Zoals ter zitting ook met partijen is besproken, is niet in geschil dat niet is voldaan aan de voorwaarden voor een geslaagd beroep op artikel 9 en artikel 16 van de Dublinverordening. De rechtbank moet dus nu enkel nog beoordelen of verweerder de asielaanvraag van eiser op grond van artikel 17, eerste lid, van de Dublinverordening aan zich dient te trekken.
4.7.
De rechtbank is van oordeel dat verweerder in de aangevoerde omstandigheden van eiser geen aanleiding heeft hoeven zien om toepassing te geven aan artikel 17, eerste lid, van de Dublinverordening door de asielaanvraag in behandeling te nemen. Zoals onder 4.5. al is overwogen ziet de rechtbank in de medische en psychische omstandigheden van eiser, hoe naar ook, geen aanleiding om niet van het interstatelijk vertrouwensbeginsel jegens Italië uit te gaan. Wat betreft de door eiser gewenste hereniging met zijn echtgenote en zoon, overweegt de rechtbank dat ter zitting is gebleken dat de asielaanvraag van de echtgenote buiten behandeling is gesteld (op dezelfde grond als eisers asielaanvraag) en dat deze beslissing (na daartegen door haar ingesteld beroep en hoger beroep) inmiddels in rechte vast staat. Dat betekent dat de echtgenote en zoon van eiser ook aan Italië zullen moeten worden overgedragen. De door eiser gevreesde scheiding van zijn echtgenote en zoon is daarmee geen gegeven. Voor zover in Italië zou blijken dat de echtgenote (toch) geen contact wil tussen eiser en haar zoon, stelt verweerder zich terecht op het standpunt dat eiser zich daarvoor tot de Italiaanse autoriteiten en/of bemiddelende of hulpverlenende instanties kan wenden (net zoals hier in Nederland is gebeurd). De omstandigheden die eiser heeft aangevoerd zijn gelet op het voorgaande niet zo bijzonder en individueel dat verweerder een uitzondering had moeten maken. De rechtbank volgt verweerder dan ook dat deze omstandigheden niet zodanig zijn dat overdracht van een onevenredige hardheid zou getuigen.

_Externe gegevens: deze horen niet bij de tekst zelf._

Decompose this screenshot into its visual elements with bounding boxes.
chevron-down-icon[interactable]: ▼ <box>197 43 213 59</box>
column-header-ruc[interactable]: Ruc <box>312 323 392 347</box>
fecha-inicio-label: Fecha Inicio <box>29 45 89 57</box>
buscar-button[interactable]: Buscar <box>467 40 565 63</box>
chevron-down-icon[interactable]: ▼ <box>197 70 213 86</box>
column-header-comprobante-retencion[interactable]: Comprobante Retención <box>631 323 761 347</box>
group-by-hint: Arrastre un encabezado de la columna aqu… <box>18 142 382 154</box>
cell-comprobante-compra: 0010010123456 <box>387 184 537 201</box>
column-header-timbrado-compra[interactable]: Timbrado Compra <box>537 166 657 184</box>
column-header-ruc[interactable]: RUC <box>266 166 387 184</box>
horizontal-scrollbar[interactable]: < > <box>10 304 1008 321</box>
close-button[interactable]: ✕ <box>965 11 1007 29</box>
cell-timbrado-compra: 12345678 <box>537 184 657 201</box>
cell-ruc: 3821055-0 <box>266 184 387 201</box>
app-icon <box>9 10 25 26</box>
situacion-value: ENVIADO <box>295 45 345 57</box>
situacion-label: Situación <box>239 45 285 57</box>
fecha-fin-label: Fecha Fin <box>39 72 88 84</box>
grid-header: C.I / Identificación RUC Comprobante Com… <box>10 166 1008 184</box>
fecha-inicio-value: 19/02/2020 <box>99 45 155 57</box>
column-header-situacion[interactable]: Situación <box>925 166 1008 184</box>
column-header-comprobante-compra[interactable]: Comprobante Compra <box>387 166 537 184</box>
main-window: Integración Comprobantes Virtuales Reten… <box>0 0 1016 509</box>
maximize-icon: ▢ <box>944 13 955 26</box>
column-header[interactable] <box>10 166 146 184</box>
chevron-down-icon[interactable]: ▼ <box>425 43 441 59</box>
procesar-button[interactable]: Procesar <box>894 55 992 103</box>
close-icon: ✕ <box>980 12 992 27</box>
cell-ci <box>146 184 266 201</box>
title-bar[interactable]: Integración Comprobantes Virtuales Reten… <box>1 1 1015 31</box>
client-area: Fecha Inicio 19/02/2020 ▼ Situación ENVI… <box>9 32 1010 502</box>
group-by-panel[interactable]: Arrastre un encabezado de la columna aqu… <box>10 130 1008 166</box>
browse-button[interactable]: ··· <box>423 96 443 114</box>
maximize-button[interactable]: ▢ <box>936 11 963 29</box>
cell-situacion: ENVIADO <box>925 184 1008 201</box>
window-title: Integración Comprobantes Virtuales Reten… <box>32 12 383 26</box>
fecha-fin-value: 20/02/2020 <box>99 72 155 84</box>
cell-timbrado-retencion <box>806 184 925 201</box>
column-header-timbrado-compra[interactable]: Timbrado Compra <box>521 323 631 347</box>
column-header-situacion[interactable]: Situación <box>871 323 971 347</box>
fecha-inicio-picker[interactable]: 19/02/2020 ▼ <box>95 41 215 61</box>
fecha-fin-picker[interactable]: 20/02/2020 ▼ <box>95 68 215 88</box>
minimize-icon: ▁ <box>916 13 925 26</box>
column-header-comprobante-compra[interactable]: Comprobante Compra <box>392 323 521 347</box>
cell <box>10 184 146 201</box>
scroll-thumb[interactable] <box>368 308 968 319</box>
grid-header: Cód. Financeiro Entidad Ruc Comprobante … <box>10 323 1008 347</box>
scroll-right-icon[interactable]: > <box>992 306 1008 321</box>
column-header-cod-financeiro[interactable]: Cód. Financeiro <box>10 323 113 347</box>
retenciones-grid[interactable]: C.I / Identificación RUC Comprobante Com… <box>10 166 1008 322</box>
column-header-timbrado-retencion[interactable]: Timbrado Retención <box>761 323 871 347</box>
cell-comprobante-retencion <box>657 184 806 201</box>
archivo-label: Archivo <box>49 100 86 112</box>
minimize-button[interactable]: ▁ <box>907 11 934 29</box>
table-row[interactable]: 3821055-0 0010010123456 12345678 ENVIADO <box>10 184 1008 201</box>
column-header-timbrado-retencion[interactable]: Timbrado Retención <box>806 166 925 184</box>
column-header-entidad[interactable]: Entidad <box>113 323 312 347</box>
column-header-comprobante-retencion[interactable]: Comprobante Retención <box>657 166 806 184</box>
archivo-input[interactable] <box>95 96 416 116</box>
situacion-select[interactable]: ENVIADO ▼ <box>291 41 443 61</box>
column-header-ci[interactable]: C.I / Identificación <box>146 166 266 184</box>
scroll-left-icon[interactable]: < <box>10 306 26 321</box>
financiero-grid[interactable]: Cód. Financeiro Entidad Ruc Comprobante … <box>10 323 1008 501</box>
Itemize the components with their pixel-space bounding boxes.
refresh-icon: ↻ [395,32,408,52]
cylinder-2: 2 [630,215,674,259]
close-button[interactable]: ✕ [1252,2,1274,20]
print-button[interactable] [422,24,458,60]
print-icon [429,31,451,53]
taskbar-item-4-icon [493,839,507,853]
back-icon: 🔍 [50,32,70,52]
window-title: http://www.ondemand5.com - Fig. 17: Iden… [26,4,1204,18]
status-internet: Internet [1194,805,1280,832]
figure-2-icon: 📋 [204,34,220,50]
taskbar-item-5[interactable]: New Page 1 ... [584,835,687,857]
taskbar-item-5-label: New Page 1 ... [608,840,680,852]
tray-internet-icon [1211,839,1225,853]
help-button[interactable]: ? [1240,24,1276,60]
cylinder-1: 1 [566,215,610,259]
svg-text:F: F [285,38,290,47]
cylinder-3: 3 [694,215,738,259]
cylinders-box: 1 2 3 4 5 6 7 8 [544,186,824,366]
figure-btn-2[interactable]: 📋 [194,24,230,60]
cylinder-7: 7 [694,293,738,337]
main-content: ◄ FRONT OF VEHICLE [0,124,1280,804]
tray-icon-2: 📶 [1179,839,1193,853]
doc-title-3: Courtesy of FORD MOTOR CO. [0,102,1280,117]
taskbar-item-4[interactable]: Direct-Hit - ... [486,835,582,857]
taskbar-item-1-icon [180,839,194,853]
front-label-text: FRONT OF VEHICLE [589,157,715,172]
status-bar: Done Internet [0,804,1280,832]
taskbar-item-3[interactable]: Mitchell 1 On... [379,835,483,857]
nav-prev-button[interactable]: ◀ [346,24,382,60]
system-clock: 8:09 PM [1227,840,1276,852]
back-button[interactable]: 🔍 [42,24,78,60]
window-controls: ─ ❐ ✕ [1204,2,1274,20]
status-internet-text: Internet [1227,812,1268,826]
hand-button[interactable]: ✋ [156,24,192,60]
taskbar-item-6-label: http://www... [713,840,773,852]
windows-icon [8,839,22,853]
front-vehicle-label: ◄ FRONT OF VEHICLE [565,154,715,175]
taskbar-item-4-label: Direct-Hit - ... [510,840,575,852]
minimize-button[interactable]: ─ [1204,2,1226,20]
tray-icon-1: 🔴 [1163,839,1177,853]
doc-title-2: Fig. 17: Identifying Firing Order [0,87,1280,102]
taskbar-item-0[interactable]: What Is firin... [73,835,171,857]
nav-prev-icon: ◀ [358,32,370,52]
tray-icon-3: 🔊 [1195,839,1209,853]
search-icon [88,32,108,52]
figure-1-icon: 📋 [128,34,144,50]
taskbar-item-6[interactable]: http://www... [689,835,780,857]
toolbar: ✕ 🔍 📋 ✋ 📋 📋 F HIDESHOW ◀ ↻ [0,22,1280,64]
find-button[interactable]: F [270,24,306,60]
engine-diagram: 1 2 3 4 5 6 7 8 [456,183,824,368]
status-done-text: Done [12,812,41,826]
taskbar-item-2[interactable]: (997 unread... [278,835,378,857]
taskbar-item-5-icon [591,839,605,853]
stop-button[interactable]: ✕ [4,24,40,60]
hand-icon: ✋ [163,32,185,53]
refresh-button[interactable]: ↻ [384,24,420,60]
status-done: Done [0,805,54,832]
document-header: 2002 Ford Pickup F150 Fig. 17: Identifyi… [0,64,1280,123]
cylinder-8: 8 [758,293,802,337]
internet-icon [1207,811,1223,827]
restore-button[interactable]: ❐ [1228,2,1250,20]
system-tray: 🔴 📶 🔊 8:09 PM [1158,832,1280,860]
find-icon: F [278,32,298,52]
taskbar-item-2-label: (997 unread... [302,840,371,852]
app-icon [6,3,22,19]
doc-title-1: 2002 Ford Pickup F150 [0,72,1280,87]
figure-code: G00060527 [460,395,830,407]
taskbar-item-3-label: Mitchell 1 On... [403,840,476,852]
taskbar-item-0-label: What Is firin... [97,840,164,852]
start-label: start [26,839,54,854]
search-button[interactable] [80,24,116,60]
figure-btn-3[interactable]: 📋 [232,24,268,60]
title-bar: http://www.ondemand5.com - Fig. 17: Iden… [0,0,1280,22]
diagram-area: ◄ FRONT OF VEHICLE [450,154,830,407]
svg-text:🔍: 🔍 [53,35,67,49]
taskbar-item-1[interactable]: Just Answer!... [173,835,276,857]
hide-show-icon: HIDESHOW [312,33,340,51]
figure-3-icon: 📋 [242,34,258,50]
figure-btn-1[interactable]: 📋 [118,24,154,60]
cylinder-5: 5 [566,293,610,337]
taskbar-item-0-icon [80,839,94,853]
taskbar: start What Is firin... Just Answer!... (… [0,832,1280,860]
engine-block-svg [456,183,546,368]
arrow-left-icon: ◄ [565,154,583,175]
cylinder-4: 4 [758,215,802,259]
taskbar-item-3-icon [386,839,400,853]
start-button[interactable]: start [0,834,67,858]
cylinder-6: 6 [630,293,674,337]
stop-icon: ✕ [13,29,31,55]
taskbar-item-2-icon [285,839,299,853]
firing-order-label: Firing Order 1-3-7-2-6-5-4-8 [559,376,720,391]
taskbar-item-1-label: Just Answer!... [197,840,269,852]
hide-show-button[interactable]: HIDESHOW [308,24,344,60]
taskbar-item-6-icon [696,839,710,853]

8. Het beroep is ongegrond.
9. Voor een proceskostenveroordeling bestaat geen aanleiding.

Beslissing

De rechtbank verklaart het beroep ongegrond.
Deze uitspraak is gedaan door mr. I. Bouter, rechter, in aanwezigheid van
mr.I. Becker - Moerenhout, griffier.
De uitspraak is uitgesproken in het openbaar en bekendgemaakt op:
Rechtsmiddel
Tegen deze uitspraak kan hoger beroep worden ingesteld bij de Afdeling bestuursrechtspraak van de Raad van State binnen één week na de dag van bekendmaking.